SR-10: TITE DE LEMOS – Rio de Janeiro – 1942 – 1989
11 setembro 2011 10 Comentários
TITE DE LEMOS
“Newton Lisboa Lemos Filho (Rio de Janeiro RJ, 1942 – idem, 1989). Foi poeta, letrista., dramaturgo e jornalista.
Publicou seus primeiros livros de poesia, Marcas do Zorro e Corcovado Park, em 1979. No final dos anos de 1970 produziu três peças teatrais: A Serra, A Liça e A Bola. Trabalhou como jornalista, nos anos seguintes; foi redator do jornal carioca O Globo. Em 1988 foi lançado seu livro Caderno de Sonetos e, em 1989, ocorreu a publicação póstuma de Outros Sonetos do Caderno. No ano de 1970, escreveu em parceria com Gutemberg Guarabira, Luiz Carlos Maciel, Sidney Miller, Paulo Affonso Grisolli e Marcos Flaksman, o musical “Alice no país divino-maravilhoso”, do qual participou Sulei Costa, que viria a se tornar sua parceria musical mais constante. O espetáculo estreou no Teatro Casa Grande, no Leblon, Zona Sul do Rio de Janeiro. No início da década de 1970, junto a Luís Carlos Maciel, Torquato Neto e Rogério Duarte, foi editor da revista literária Flor do Mal.

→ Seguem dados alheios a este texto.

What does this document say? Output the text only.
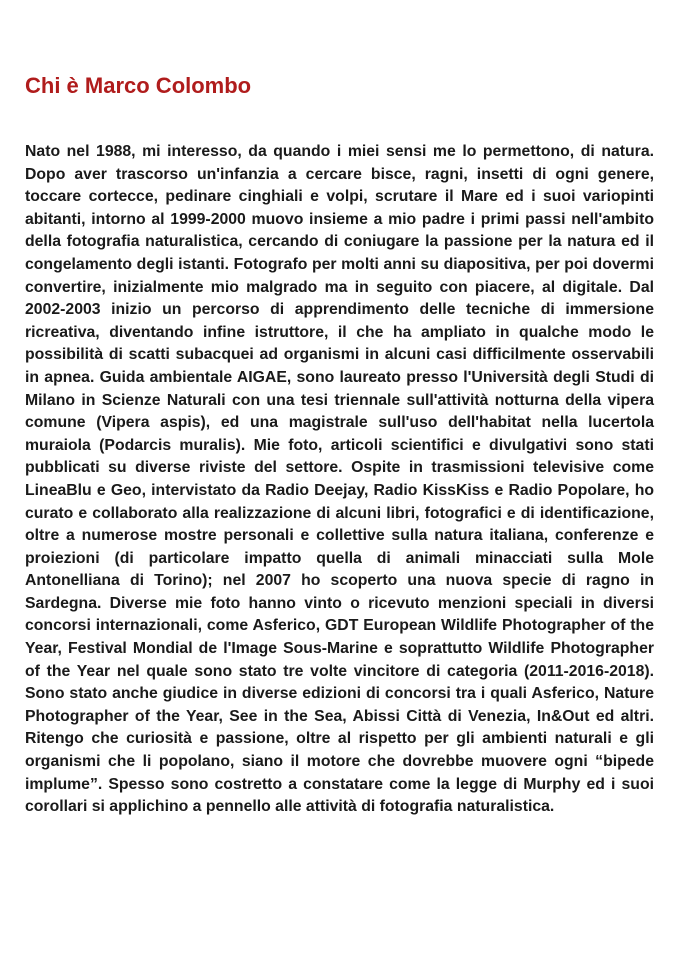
Chi è Marco Colombo

Nato nel 1988, mi interesso, da quando i miei sensi me lo permettono, di natura. Dopo aver trascorso un'infanzia a cercare bisce, ragni, insetti di ogni genere, toccare cortecce, pedinare cinghiali e volpi, scrutare il Mare ed i suoi variopinti abitanti, intorno al 1999-2000 muovo insieme a mio padre i primi passi nell'ambito della fotografia naturalistica, cercando di coniugare la passione per la natura ed il congelamento degli istanti. Fotografo per molti anni su diapositiva, per poi dovermi convertire, inizialmente mio malgrado ma in seguito con piacere, al digitale. Dal 2002-2003 inizio un percorso di apprendimento delle tecniche di immersione ricreativa, diventando infine istruttore, il che ha ampliato in qualche modo le possibilità di scatti subacquei ad organismi in alcuni casi difficilmente osservabili in apnea. Guida ambientale AIGAE, sono laureato presso l'Università degli Studi di Milano in Scienze Naturali con una tesi triennale sull'attività notturna della vipera comune (Vipera aspis), ed una magistrale sull'uso dell'habitat nella lucertola muraiola (Podarcis muralis). Mie foto, articoli scientifici e divulgativi sono stati pubblicati su diverse riviste del settore. Ospite in trasmissioni televisive come LineaBlu e Geo, intervistato da Radio Deejay, Radio KissKiss e Radio Popolare, ho curato e collaborato alla realizzazione di alcuni libri, fotografici e di identificazione, oltre a numerose mostre personali e collettive sulla natura italiana, conferenze e proiezioni (di particolare impatto quella di animali minacciati sulla Mole Antonelliana di Torino); nel 2007 ho scoperto una nuova specie di ragno in Sardegna. Diverse mie foto hanno vinto o ricevuto menzioni speciali in diversi concorsi internazionali, come Asferico, GDT European Wildlife Photographer of the Year, Festival Mondial de l'Image Sous-Marine e soprattutto Wildlife Photographer of the Year nel quale sono stato tre volte vincitore di categoria (2011-2016-2018). Sono stato anche giudice in diverse edizioni di concorsi tra i quali Asferico, Nature Photographer of the Year, See in the Sea, Abissi Città di Venezia, In&Out ed altri. Ritengo che curiosità e passione, oltre al rispetto per gli ambienti naturali e gli organismi che li popolano, siano il motore che dovrebbe muovere ogni “bipede implume”. Spesso sono costretto a constatare come la legge di Murphy ed i suoi corollari si applichino a pennello alle attività di fotografia naturalistica.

A ilustração que escolhi faz referência ao campo de sua poesia que gravitava entre o clássico e o experimental.
Sobre sua obra poética, Otto Lara Rezende afirmou:
E Armando Freitas Filho, também poeta da chamada Geração de 1970:
“A poética de Tite de Lemos constrói-se por elipses, por alusões à la Salinger ou Carlos Süssekind, nas pistas que só duram um minuto, onde a sugestão tem valor igual à expressão. Só assim é que se conseguirá capturar o célere, os dados do acaso, a sensação que está prestes a sumir, sem deixar memória escrita.”
Tite de Lemos, tal como Cacaso (Antônio Carlos de Brito) sobre quem já postei no Sub Rosa, várias vezes é de um geração de poetas contemporâneos que tiveram uma passagem brevíssima pela Vida.

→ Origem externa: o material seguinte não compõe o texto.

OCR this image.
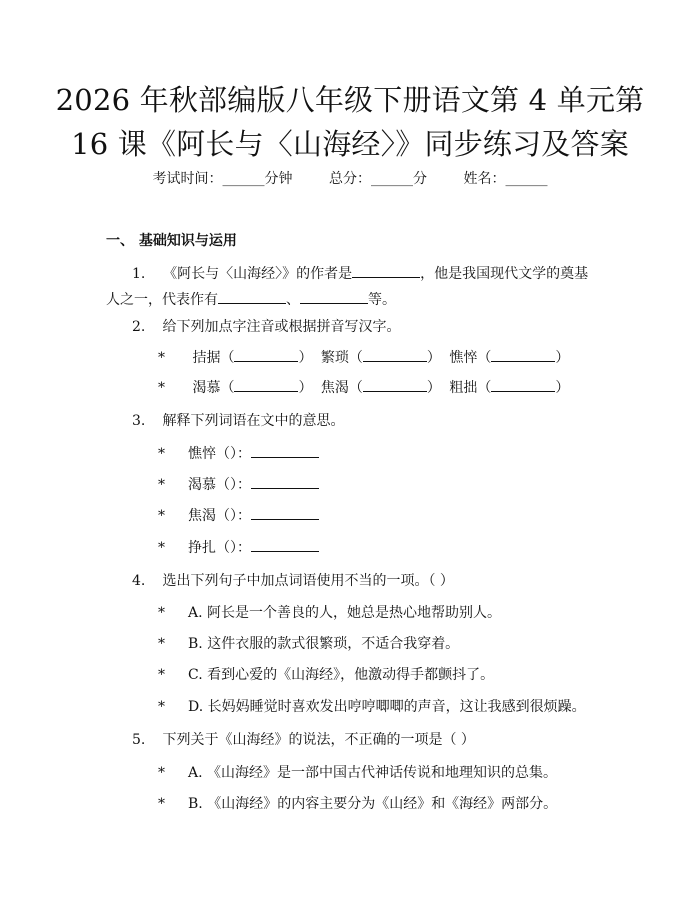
2026 年秋部编版八年级下册语文第 4 单元第
16 课《阿长与〈山海经〉》同步练习及答案
考试时间：______分钟	总分：______分	姓名：______
一、 基础知识与运用
1. 《阿长与〈山海经〉》的作者是	，他是我国现代文学的奠基人之一，代表作有	、	等。
2. 给下列加点字注音或根据拼音写汉字。
* 拮据（	） 繁琐（	） 憔悴（	）
* 渴慕（	） 焦渴（	） 粗拙（	）
3. 解释下列词语在文中的意思。
* 憔悴（）：
* 渴慕（）：
* 焦渴（）：
* 挣扎（）：
4. 选出下列句子中加点词语使用不当的一项。（ ）
* A. 阿长是一个善良的人，她总是热心地帮助别人。
* B. 这件衣服的款式很繁琐，不适合我穿着。
* C. 看到心爱的《山海经》，他激动得手都颤抖了。
* D. 长妈妈睡觉时喜欢发出哼哼唧唧的声音，这让我感到很烦躁。
5. 下列关于《山海经》的说法，不正确的一项是（ ）
* A. 《山海经》是一部中国古代神话传说和地理知识的总集。
* B. 《山海经》的内容主要分为《山经》和《海经》两部分。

Antônio Houaiss, Ivan Junqueira também se referiram com entusiasmo em relação à obra ao poeta. Mas para minha infinita tristeza, constato que os blogs e os cadernos ou suplementos culturais dos jornais insistem em chover no molhado, divulgar ad nauseam os que já são conhecidos, deixando assim de revelar o que nem nós mesmos conhecemos: a contemporaneidade.
DOIS POEMAS DE TITE DE LEMOS:
MARCAS DO ZORRO
Tu és o cavaleiro eu sou a montaria
às vezes me castigas e outras vezes não
vou cegamente aonde a Tua mão me guia
mas em segredo me pergunto aonde vão
essas desconhecidas Tuas rotas minhas
eu preferia ser apenas o cantor
o jardineiro um leopardo uma florzinha
capaz de em cada outono sucumbir de amor
dizem que és um vingador Te chamam Zorro
uns outros Te nomeiam Christian Rosenkreutz
me humilhas sei e me maltratas mas eu morro
da Tua ausência mais do que quando me açoitas
ah eu desejaria uivar gemer e calo
por ser dos duros deuses todos o cavalo
In: LEMOS, Tite de. Marcas do Zorro. [Prefacio de Ivan Junqueira]. Rio de Janeiro: Nova Fronteira, 1979. (Poiesis).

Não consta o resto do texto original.